Farm incomes mask ‘huge volatility’ caused by the Middle East conflict

Environment and climate
Calculator in a field of wheat

Photograph: INSADCO GmbH / Alamy Stock Photo

New farm income figures from Defra included some welcome findings, the NFU said – but it added that these should be weighed against pressing investment needs and the “huge volatility” caused by the Middle East conflict, which followed the exercise.

The data from Defra put the total income from farming – the total profit from all UK farming businesses during the past calendar year – in the UK in 2025 at £8.4bn, a 20.5% increase on 2024 after a recording period that featured relatively stable input costs and higher beef and dairy commodity prices.

‘Huge volatility’ returned

“The latest figures are positive for some sectors such as livestock, poultry and dairy which performed well in 2025,” said NFU President Tom Bradshaw.

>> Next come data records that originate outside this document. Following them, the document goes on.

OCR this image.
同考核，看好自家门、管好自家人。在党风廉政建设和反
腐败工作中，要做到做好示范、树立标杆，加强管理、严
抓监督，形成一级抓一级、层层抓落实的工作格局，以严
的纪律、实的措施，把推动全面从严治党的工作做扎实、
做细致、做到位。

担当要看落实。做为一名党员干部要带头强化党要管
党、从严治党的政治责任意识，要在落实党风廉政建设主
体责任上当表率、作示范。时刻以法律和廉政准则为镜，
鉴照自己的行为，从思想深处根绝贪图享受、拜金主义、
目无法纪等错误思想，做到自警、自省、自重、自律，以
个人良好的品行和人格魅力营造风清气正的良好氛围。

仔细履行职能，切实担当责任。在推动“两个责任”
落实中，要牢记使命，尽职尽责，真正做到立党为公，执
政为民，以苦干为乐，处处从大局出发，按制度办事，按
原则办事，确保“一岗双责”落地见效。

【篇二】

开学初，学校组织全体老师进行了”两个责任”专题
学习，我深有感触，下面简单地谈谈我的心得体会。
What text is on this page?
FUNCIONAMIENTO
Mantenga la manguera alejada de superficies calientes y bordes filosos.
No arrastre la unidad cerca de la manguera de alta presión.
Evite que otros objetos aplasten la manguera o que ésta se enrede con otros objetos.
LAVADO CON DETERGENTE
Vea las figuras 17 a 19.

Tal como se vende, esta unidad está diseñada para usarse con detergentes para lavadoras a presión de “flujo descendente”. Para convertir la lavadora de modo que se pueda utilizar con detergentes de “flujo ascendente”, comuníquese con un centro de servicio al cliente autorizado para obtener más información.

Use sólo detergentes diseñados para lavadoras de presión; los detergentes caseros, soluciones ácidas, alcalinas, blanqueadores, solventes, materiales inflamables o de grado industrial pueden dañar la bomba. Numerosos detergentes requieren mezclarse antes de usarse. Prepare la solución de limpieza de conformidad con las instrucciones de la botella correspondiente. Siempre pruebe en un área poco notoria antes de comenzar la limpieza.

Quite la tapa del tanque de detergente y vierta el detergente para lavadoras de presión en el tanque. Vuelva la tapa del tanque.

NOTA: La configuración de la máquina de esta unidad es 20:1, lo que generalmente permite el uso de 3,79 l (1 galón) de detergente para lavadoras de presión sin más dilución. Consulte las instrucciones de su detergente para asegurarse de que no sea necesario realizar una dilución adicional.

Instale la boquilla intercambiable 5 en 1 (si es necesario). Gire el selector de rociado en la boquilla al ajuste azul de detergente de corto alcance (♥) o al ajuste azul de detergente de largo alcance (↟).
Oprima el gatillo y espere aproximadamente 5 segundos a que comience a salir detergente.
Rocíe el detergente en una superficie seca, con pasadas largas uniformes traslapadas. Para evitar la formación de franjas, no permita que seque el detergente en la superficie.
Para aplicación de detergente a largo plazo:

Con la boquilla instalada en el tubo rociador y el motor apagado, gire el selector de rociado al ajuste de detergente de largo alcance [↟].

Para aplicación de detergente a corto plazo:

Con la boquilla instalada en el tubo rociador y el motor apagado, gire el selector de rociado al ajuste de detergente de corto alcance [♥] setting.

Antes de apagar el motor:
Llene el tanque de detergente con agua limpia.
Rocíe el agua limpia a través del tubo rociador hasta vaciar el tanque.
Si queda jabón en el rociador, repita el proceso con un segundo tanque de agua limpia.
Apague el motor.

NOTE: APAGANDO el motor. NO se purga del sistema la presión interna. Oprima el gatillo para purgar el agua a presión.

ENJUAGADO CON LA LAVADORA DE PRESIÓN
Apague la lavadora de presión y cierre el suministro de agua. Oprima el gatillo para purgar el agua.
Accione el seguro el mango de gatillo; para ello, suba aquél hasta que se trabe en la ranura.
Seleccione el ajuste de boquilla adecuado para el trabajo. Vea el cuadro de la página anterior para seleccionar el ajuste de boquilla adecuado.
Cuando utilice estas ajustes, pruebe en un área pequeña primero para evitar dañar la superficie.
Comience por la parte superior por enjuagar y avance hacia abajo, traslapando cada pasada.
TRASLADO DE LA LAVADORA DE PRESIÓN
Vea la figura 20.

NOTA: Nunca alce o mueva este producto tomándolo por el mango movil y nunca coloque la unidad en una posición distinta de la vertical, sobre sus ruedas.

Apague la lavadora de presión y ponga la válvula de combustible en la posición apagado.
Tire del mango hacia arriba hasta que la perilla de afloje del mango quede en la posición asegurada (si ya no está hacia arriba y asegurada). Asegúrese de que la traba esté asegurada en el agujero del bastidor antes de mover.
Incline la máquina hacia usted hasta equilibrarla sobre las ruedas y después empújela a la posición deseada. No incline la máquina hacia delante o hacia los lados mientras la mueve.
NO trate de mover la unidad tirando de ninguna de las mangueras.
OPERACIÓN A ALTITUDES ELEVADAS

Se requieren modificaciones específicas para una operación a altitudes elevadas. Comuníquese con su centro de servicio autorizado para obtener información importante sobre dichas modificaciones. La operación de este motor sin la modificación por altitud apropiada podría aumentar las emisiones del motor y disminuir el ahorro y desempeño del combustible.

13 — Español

“Farming is a business like any other and it’s important to recognise huge investment is needed over the coming decade to meet environmental regulations, deliver the ever-growing animal welfare demands and build the resilience of the UK food system. This investment can only be made by profitable businesses that have long-term confidence.”

He added: “Fast forward six months and huge volatility has returned, and British agriculture is under immense economic strain, driven by the conflict in the Middle East. Farmers margins are under pressure and, for many, have been completely eroded by falling prices. The job of producing food is much harder now due to spiralling costs of fertiliser, fuel and energy.”

Our focus remains on working to build a profitable future for UK farming and to restore the confidence our industry so desperately needs to thrive and grow.

NFU President Tom Bradshaw

Mixed picture across the sectors

Overall livestock category output value in 2025 rose 10.2% to £22.2bn.

Dairy accounted for the largest share – £7bn – as strong UK farm milk prices from 2024 continued into 2025 and spurred an uptick in production, while the beef sector also saw strong prices, driven by sustained demand and a reduction in the UK cattle herd. It contributed £5.1bn of output value and recorded the biggest percentage rise on 2024, at 22.8%.

Poultry tracked modest gains, with meat output value up £19m to £3.37bn and eggs value rising £94m to £1.45bn.

Meanwhile, total crops output value fell 3.1% to £11.4bn, the lowest since 2020.

Amongst the larger reversals, barley value decreased by £201 million (16.8%), attributed to low prices, poor quality, and a smaller planted area. Sugar beet output value fell £80m (21.8%), as poor planting conditions and pest pressures compounded a 15.8% decrease in the annual price index, while the output value of potatoes dropped by £83m. Increases in area and production failed to overcome a 31.2% fall in the annual price index.

Building resilience ‘crucial’

“Unfortunately, there are sectors that have found it far more difficult and 2025 was another very difficult year for cereal farmers against a backdrop of continued uncertainty over the future of agri-environment schemes and extreme weather,” Tom added.

“Building farming’s resilience is crucial.

“That’s why we have published our Fertiliser Resilience Plan, which sets out a series of immediate actions needed from government and the wider industry to help deliver short-term resilience and affordability, and why the recent announcement on ELMs (Environmental Land Management schemes) and the clear funding gap that exists between ambition and delivery, was so disappointing.

“Our focus remains on working to build a profitable future for UK farming and to restore the confidence our industry so desperately needs to thrive and grow. The work of British farmers helps to feed 70 million people, drives economic growth and delivers for the environment. As we stand now, this is getting increasingly harder and the burden of risk is growing.”